Monday, Mar. 23, 1931
Chaplinitis
Cinemimic Charles Spencer Chaplin was in Berlin last week, but Britain still echoed with the sound of his passing. British newspapers brimmed with photographs: Chaplin walking with the Prime Minister, Chaplin sitting on the edge of Lady Astor's theatre box, Chaplin mobbed at a railway station, obliging autograph hunters, quipping with George Bernard Shaw, etc. etc.
Cartoonist Strube of the Daily Express acknowledged the epidemic with a drawing (see cut) in which all Britain's political leaders were disguised as Charlie Chaplin in famed Chaplin films.
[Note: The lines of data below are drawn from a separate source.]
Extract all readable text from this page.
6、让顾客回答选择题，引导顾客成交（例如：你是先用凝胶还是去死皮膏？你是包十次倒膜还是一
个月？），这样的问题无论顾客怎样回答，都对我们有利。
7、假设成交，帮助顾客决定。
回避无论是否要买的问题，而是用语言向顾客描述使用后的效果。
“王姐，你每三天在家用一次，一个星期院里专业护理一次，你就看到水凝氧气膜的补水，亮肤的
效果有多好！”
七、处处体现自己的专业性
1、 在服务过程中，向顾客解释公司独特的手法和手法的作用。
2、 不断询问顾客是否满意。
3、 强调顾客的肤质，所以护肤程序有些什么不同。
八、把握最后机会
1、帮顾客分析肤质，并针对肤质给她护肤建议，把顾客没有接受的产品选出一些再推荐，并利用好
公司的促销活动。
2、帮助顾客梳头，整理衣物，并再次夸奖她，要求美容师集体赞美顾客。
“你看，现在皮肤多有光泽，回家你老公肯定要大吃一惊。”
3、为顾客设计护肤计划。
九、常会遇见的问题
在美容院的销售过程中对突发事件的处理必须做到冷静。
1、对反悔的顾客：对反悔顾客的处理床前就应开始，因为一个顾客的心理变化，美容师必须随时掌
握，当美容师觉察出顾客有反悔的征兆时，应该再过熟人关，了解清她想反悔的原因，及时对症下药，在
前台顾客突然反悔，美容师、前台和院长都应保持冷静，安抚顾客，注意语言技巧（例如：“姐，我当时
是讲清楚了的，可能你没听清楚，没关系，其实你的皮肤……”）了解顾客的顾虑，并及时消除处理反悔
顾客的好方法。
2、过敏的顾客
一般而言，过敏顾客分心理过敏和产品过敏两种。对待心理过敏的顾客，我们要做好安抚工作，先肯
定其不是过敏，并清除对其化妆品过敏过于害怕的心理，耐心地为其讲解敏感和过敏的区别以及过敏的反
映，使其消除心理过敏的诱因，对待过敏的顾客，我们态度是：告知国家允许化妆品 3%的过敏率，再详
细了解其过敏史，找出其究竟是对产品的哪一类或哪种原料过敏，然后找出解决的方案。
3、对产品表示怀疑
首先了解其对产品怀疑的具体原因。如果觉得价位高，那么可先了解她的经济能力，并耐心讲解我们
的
Central figure was Stanley Baldwin, while the slightly sinister Baron Beaverbrook (as Jackie Coogan) squatted on the curbstone beside him. Not so obvious to U. S. readers was Secretary of State for the Dominions Jim Thomas, sprawled on a sofa while a coronetted earl lit his cigar; Chancellor of the Exchequer Philip Snowden tripping up an ineffectual little man in a bowler hat who represents the British taxpayer.
In Berlin Cinemimic Chaplin had his troubles. Day after his arrival the Communist Young Guard printed an apocryphal message from the comedian: "My greetings and all my sympathies are with the Communist Youth of Germany." In vain Chaplin protested that he had made no such statement, had no interest in politics. Nationalist papers roared that this was "unwarranted meddling with Germany's internal affairs." Hitlerites, convinced that Chaplin is a Jew, marched up & down, roaring defiance, before the swanky Hotel Adlon where he was staying. A crowd of Communists, more practical, threatened to smash all the windows in the Adlon unless the great Chaplin received a delegation.
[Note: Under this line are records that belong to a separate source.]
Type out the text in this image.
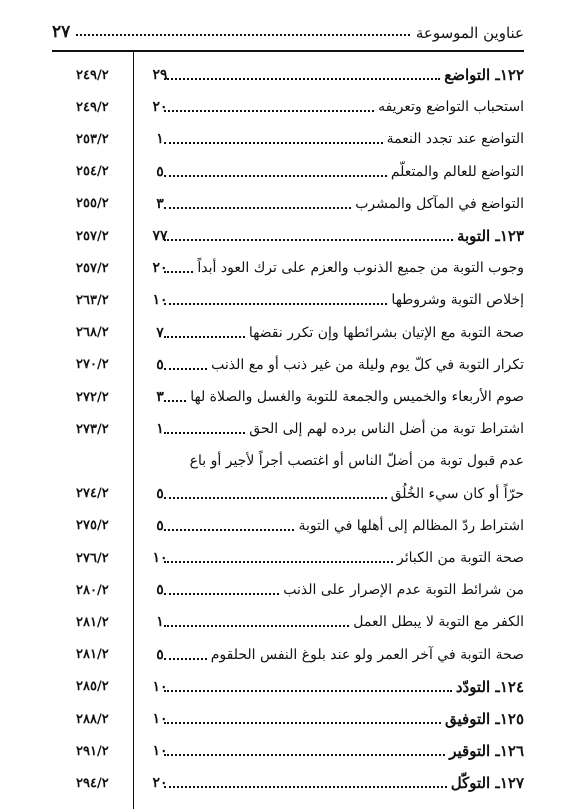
عناوين الموسوعة
٢٧
١٢٢ـ التواضع
٢٩
٢٤٩/٢
استحباب التواضع وتعريفه
٢٠
٢٤٩/٢
التواضع عند تجدد النعمة
١
٢٥٣/٢
التواضع للعالم والمتعلّم
٥
٢٥٤/٢
التواضع في المآكل والمشرب
٣
٢٥٥/٢
١٢٣ـ التوبة
٧٧
٢٥٧/٢
وجوب التوبة من جميع الذنوب والعزم على ترك العود أبداً
٢٠
٢٥٧/٢
إخلاص التوبة وشروطها
١٠
٢٦٣/٢
صحة التوبة مع الإتيان بشرائطها وإن تكرر نقضها
٧
٢٦٨/٢
تكرار التوبة في كلّ يوم وليلة من غير ذنب أو مع الذنب
٥
٢٧٠/٢
صوم الأربعاء والخميس والجمعة للتوبة والغسل والصلاة لها
٣
٢٧٢/٢
اشتراط توبة من أضل الناس برده لهم إلى الحق
١
٢٧٣/٢
عدم قبول توبة من أضلّ الناس أو اغتصب أجراً لأجير أو باع
حرّاً أو كان سيء الخُلُق
٥
٢٧٤/٢
اشتراط ردّ المظالم إلى أهلها في التوبة
٥
٢٧٥/٢
صحة التوبة من الكبائر
١٠
٢٧٦/٢
من شرائط التوبة عدم الإصرار على الذنب
٥
٢٨٠/٢
الكفر مع التوبة لا يبطل العمل
١
٢٨١/٢
صحة التوبة في آخر العمر ولو عند بلوغ النفس الحلقوم
٥
٢٨١/٢
١٢٤ـ التودّد
١٠
٢٨٥/٢
١٢٥ـ التوفيق
١٠
٢٨٨/٢
١٢٦ـ التوقير
١٠
٢٩١/٢
١٢٧ـ التوكّل
٢٠
٢٩٤/٢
The U. S. Press suddenly remembered that Cinemimic Chaplin had denied to reporters three or four years ago that he is Jewish. The argument embroiled Jewish Scientist Albert Einstein, in mid-ocean on the S. S. Deutschland. Said he:
"Charlie Chaplin is half a Jew, that is he is of Jewish descent, and so far as I know one of his grandfathers was a Jew."
Jew or Gentile the Gaumont British Corporation, controlling 300 theatres, refused to rent City Lights last week on the original Chaplin terms: 50% of the gross receipts.